March 28, 2008
Sky News senior business producer Peter Hoskins
The UK's biggest building society Nationwide says house prices are now going up by just 1.1% a year - the slowest pace of growth for 12 years.
The mortgage giant also warns that property values could fall by as much as 5% this year.
And despite the Bank of England cutting the base rate of interest to 5.25% in February, the Nationwide, along with mortgage lenders owned by rivals Halifax and Lloyds TSB, are raising interest rates on some of their most popular deals.
The reason? The 3 Month Sterling Libor Rate - that's the cost of borrowing between banks - has risen yet again today and is now well above 6% - the highest level since the end of last year.
So should we be worried? Well, even though the Nationwide is telling us house prices are likely to fall their chief economist says this is actually a good thing.

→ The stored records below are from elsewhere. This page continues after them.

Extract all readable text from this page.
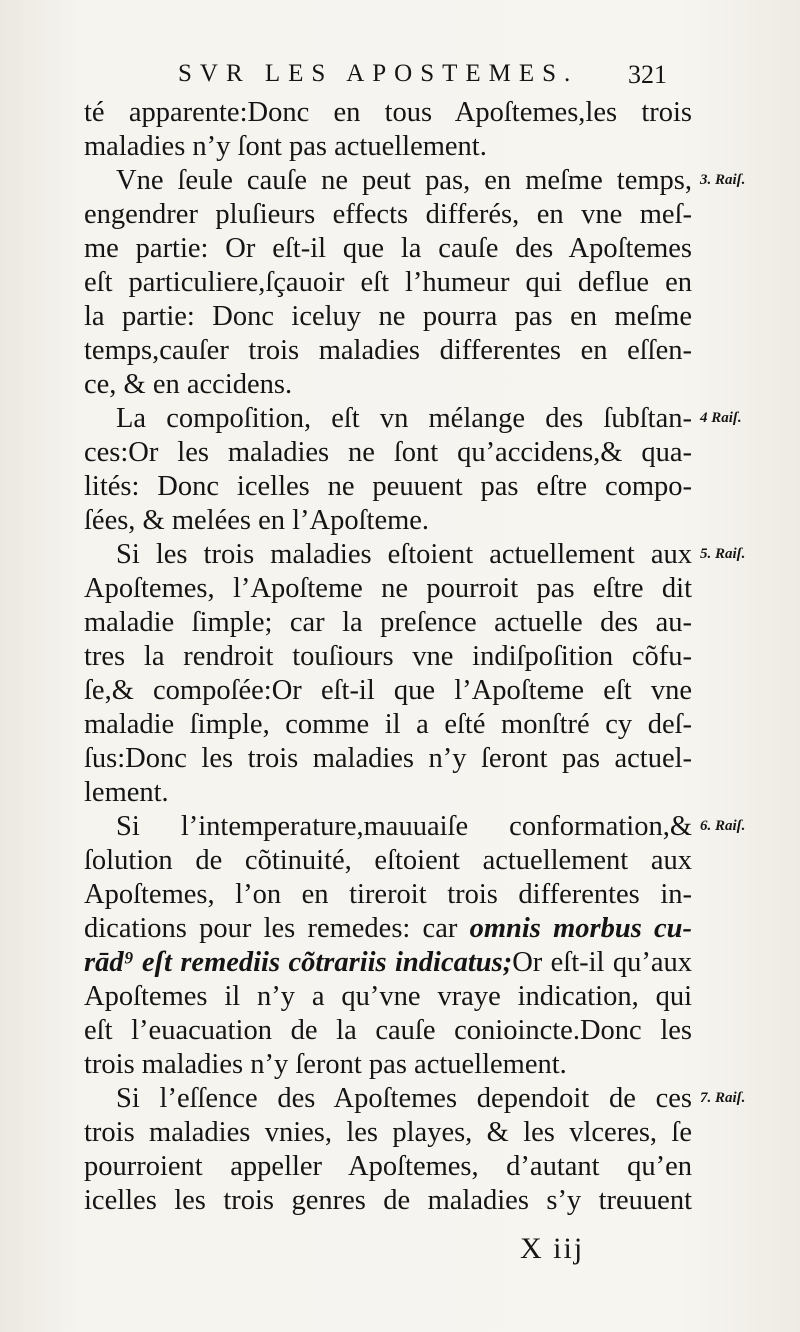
SVR LES APOSTEMES. 321
té apparente:Donc en tous Apoſtemes,les trois
maladies n’y ſont pas actuellement.
Vne ſeule cauſe ne peut pas, en meſme temps,
engendrer pluſieurs effects differés, en vne meſ-
me partie: Or eſt-il que la cauſe des Apoſtemes
eſt particuliere,ſçauoir eſt l’humeur qui deflue en
la partie: Donc iceluy ne pourra pas en meſme
temps,cauſer trois maladies differentes en eſſen-
ce, & en accidens.
La compoſition, eſt vn mélange des ſubſtan-
ces:Or les maladies ne ſont qu’accidens,& qua-
lités: Donc icelles ne peuuent pas eſtre compo-
ſées, & melées en l’Apoſteme.
Si les trois maladies eſtoient actuellement aux
Apoſtemes, l’Apoſteme ne pourroit pas eſtre dit
maladie ſimple; car la preſence actuelle des au-
tres la rendroit touſiours vne indiſpoſition cõfu-
ſe,& compoſée:Or eſt-il que l’Apoſteme eſt vne
maladie ſimple, comme il a eſté monſtré cy deſ-
ſus:Donc les trois maladies n’y ſeront pas actuel-
lement.
Si l’intemperature,mauuaiſe conformation,&
ſolution de cõtinuité, eſtoient actuellement aux
Apoſtemes, l’on en tireroit trois differentes in-
dications pour les remedes: car omnis morbus cu-
rād⁹ eſt remediis cõtrariis indicatus;Or eſt-il qu’aux
Apoſtemes il n’y a qu’vne vraye indication, qui
eſt l’euacuation de la cauſe conioincte.Donc les
trois maladies n’y ſeront pas actuellement.
Si l’eſſence des Apoſtemes dependoit de ces
trois maladies vnies, les playes, & les vlceres, ſe
pourroient appeller Apoſtemes, d’autant qu’en
icelles les trois genres de maladies s’y treuuent
3. Raiſ.
4 Raiſ.
5. Raiſ.
6. Raiſ.
7. Raiſ.
X iij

Fionnuala Earley told me "I think it's a good time for the markets to have a pause. We couldn't continue to see prices increase at the rate they were, that was unsustainable. So for the market to take stock now and have a pause now - with only a small fall - it would mean house prices would still be higher than two years ago."
And she's got a point. 2 years ago the average price of a home was a little over £162,000. Now it's more than £179,000.
That's a rise of £17,000 or 10.5%.
We know that the value of our homes aren't going up at anywhere near the double digit annual rates of a few years back and they're likely to fall in the coming months.
So, should we be worried that this is the start of something far worse or just take it as part of the natural cycle of the market as many experts tell us?